第6話 夕暮れの願い

 電話の音が鳴り止まず、職員は慌ただしい。

 まさか穏やかなこの町で、こんな事件が起こるとは誰も思っていなかっただろう。

 刃物を持って暴れた高校一年生の男子生徒は、町内を二時間以上うろついた末に警察によって確保された。

 怪我人は十名。幸い死者は出なかった。

 町役場にはマスコミや住民からの問い合わせが殺到し、職員は対応に手間をとられ、本来の業務が宙ぶらりん。

 男子生徒が捕まったことで少しは落ち着くかと思ったが、期待に反して電話が止まないのは全国ニュースとなったからだろう。

「まったく、迷惑な生徒だったな。今度は動機が何だったのか分かるまでメディアは騒ぎ立てるぞ」

「だろうな」

 同期の一人が受話器を置きながらに言う。

 すぐに外線音が鳴る。

 町内の人も今は浮き足立っているかもしれないが、毎日のように報道陣が来れば静かな町が恋しくなるだろう。


 十年前にも同じような事件が起きていた。きっとその時と同じようになる。

 いや、十年前は一人死んでいる。だから報道も長引いた。

 当時は新入職員だったのもあって、慣れない対応がストレスとなり、トイレで吐いてしまった。
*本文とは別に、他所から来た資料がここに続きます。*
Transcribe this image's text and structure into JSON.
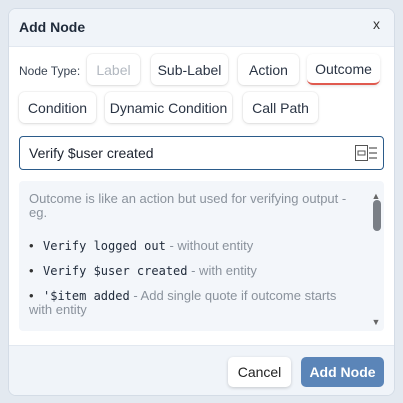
{
  "dialog": {
    "title": "Add Node",
    "close_label": "x"
  },
  "node_type": {
    "label": "Node Type:",
    "options": [
      "Label",
      "Sub-Label",
      "Action",
      "Outcome",
      "Condition",
      "Dynamic Condition",
      "Call Path"
    ],
    "disabled": "Label",
    "selected": "Outcome"
  },
  "input": {
    "value": "Verify $user created",
    "icon": "text-format-icon"
  },
  "help": {
    "intro": "Outcome is like an action but used for verifying output -eg.",
    "items": [
      {
        "code": "Verify logged out",
        "note": " - without entity"
      },
      {
        "code": "Verify $user created",
        "note": " - with entity"
      },
      {
        "code": "'$item added",
        "note": " - Add single quote if outcome starts with entity"
      }
    ]
  },
  "footer": {
    "cancel_label": "Cancel",
    "add_label": "Add Node"
  },
  "colors": {
    "accent": "#5b85b8",
    "selected_underline": "#e05a4f",
    "input_border": "#2b5b8a"
  }
}
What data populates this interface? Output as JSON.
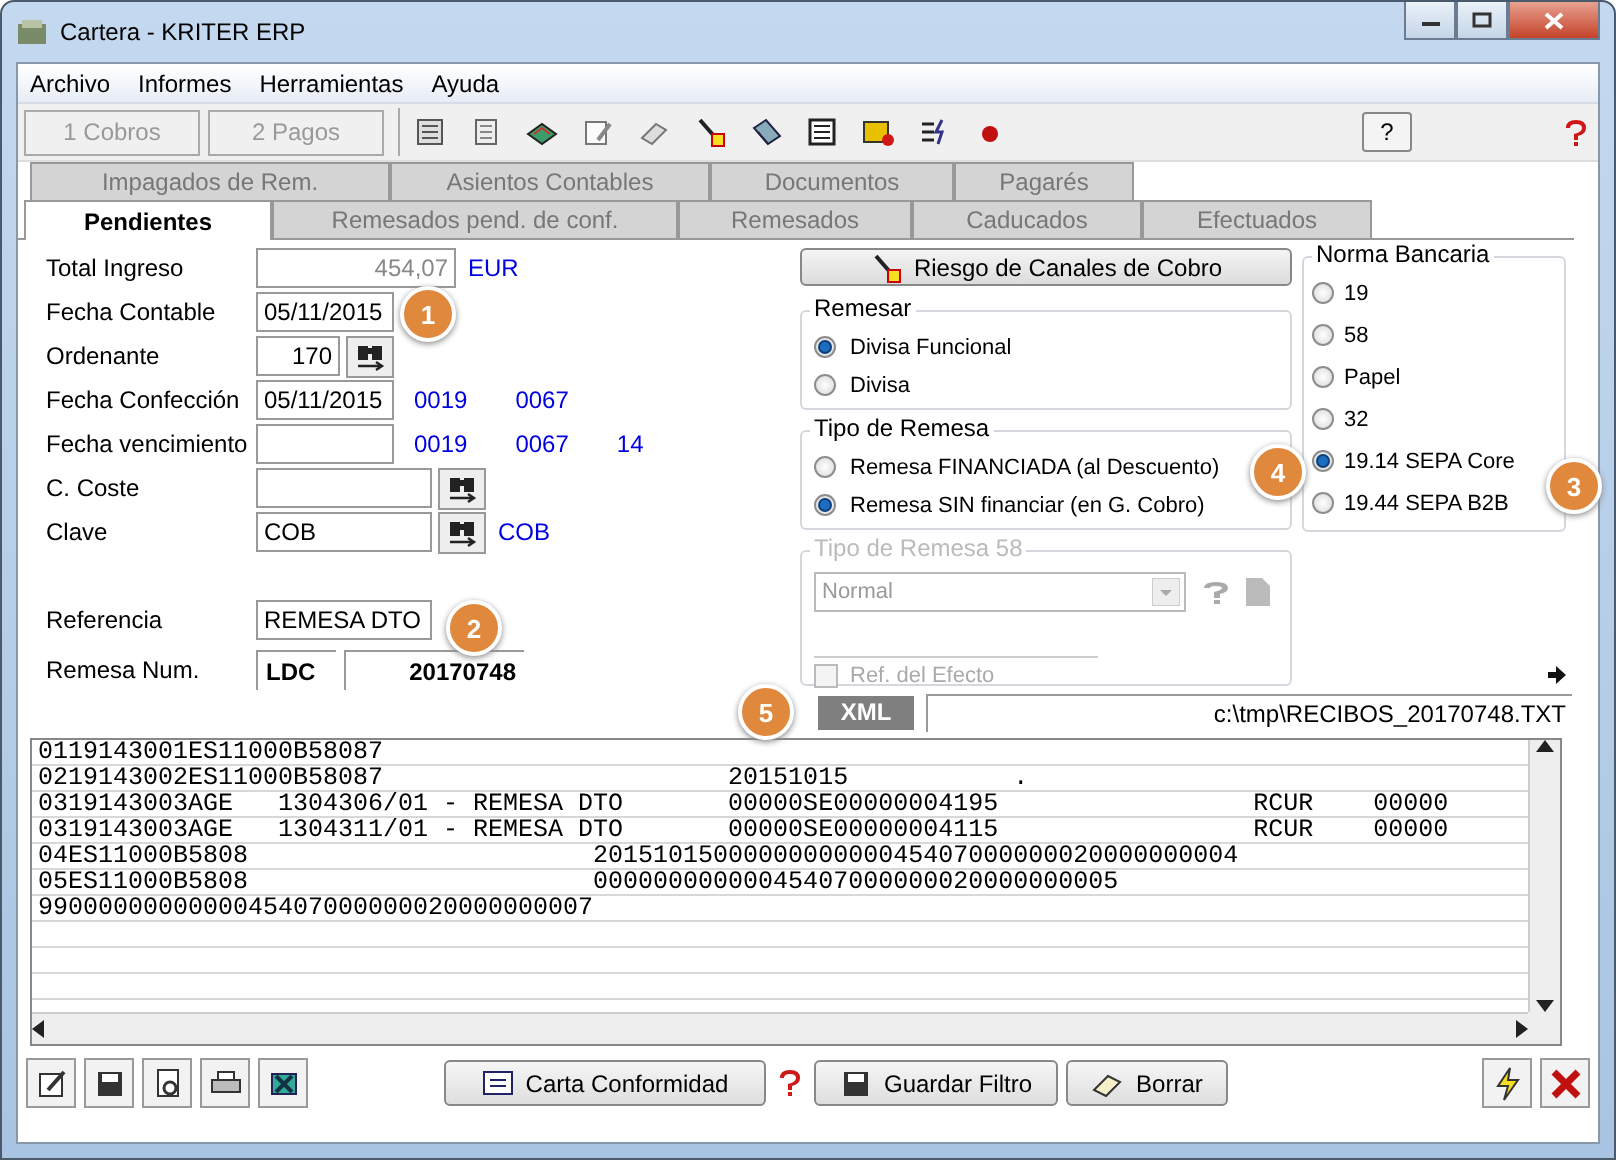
{
  "window": {
    "title": "Cartera - KRITER ERP"
  },
  "menu": [
    {
      "label": "Archivo"
    },
    {
      "label": "Informes"
    },
    {
      "label": "Herramientas"
    },
    {
      "label": "Ayuda"
    }
  ],
  "toolbar": {
    "buttons": [
      {
        "label": "1 Cobros",
        "disabled": true
      },
      {
        "label": "2 Pagos",
        "disabled": true
      }
    ],
    "help": "?"
  },
  "tabs_back": [
    {
      "label": "Impagados de Rem.",
      "selected": false
    },
    {
      "label": "Asientos Contables",
      "selected": false
    },
    {
      "label": "Documentos",
      "selected": false
    },
    {
      "label": "Pagarés",
      "selected": false
    }
  ],
  "tabs_front": [
    {
      "label": "Pendientes",
      "selected": true
    },
    {
      "label": "Remesados pend. de conf.",
      "selected": false
    },
    {
      "label": "Remesados",
      "selected": false
    },
    {
      "label": "Caducados",
      "selected": false
    },
    {
      "label": "Efectuados",
      "selected": false
    }
  ],
  "fields": [
    {
      "label": "Total Ingreso",
      "kind": "amount",
      "value": "454,07",
      "extras": [
        "EUR"
      ]
    },
    {
      "label": "Fecha Contable",
      "kind": "date",
      "value": "05/11/2015"
    },
    {
      "label": "Ordenante",
      "kind": "number",
      "value": "170",
      "lookup": true
    },
    {
      "label": "Fecha Confección",
      "kind": "date",
      "value": "05/11/2015",
      "extras": [
        "0019",
        "0067"
      ]
    },
    {
      "label": "Fecha vencimiento",
      "kind": "date",
      "extras": [
        "0019",
        "0067",
        "14"
      ]
    },
    {
      "label": "C. Coste",
      "kind": "code",
      "lookup": true
    },
    {
      "label": "Clave",
      "kind": "code",
      "value": "COB",
      "lookup": true,
      "extras": [
        "COB"
      ]
    },
    {
      "label": "Referencia",
      "kind": "code",
      "value": "REMESA DTO"
    }
  ],
  "remesa_num": {
    "label": "Remesa Num.",
    "series": "LDC",
    "number": "20170748"
  },
  "risk_button": "Riesgo de Canales de Cobro",
  "remesar": {
    "title": "Remesar",
    "options": [
      {
        "label": "Divisa Funcional",
        "selected": true
      },
      {
        "label": "Divisa",
        "selected": false
      }
    ]
  },
  "tipo_remesa": {
    "title": "Tipo de Remesa",
    "options": [
      {
        "label": "Remesa FINANCIADA (al Descuento)",
        "selected": false
      },
      {
        "label": "Remesa SIN financiar  (en G. Cobro)",
        "selected": true
      }
    ]
  },
  "tipo_remesa_58": {
    "title": "Tipo de Remesa 58",
    "disabled": true,
    "select": "Normal",
    "checkbox": {
      "label": "Ref. del Efecto",
      "checked": false
    }
  },
  "norma_bancaria": {
    "title": "Norma Bancaria",
    "options": [
      {
        "label": "19",
        "selected": false
      },
      {
        "label": "58",
        "selected": false
      },
      {
        "label": "Papel",
        "selected": false
      },
      {
        "label": "32",
        "selected": false
      },
      {
        "label": "19.14 SEPA Core",
        "selected": true
      },
      {
        "label": "19.44 SEPA B2B",
        "selected": false
      }
    ]
  },
  "xml": {
    "button": "XML",
    "path": "c:\\tmp\\RECIBOS_20170748.TXT"
  },
  "output_lines": [
    "0119143001ES11000B58087",
    "0219143002ES11000B58087                       20151015           .",
    "0319143003AGE   1304306/01 - REMESA DTO       00000SE00000004195                 RCUR    00000",
    "0319143003AGE   1304311/01 - REMESA DTO       00000SE00000004115                 RCUR    00000",
    "04ES11000B5808                       2015101500000000000045407000000020000000004",
    "05ES11000B5808                       00000000000045407000000020000000005",
    "9900000000000045407000000020000000007"
  ],
  "bottom_buttons": [
    {
      "label": "Carta Conformidad"
    },
    {
      "label": "Guardar Filtro"
    },
    {
      "label": "Borrar"
    }
  ],
  "callouts": [
    "1",
    "2",
    "3",
    "4",
    "5"
  ]
}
 トイレの窓から夕日が見えたとき、その日初めて時間を意識した。

 赤く染まった太陽と空が綺麗で、飛んでいたカラスが何羽だったかも覚えている。

 しばらく眺めていたら気持ちが落ち着き、仕事に戻ることができた。

 あの頃に比べたら成長したなと思う。まだ成長できるだろうか。

 年をとるにつれて同じことの繰り返しが増えているように思う。

 昔のように遊びまわることもない。家族で過ごすことが増え、好きだった釣りに行けていない。

 ああ、あの夕日を見ることができれば前に進めるだろうか。


「おい、電話。奥さんからだぞ」

「え?」

 ブラインド越しの夕日を見ながら受話器を受け取った。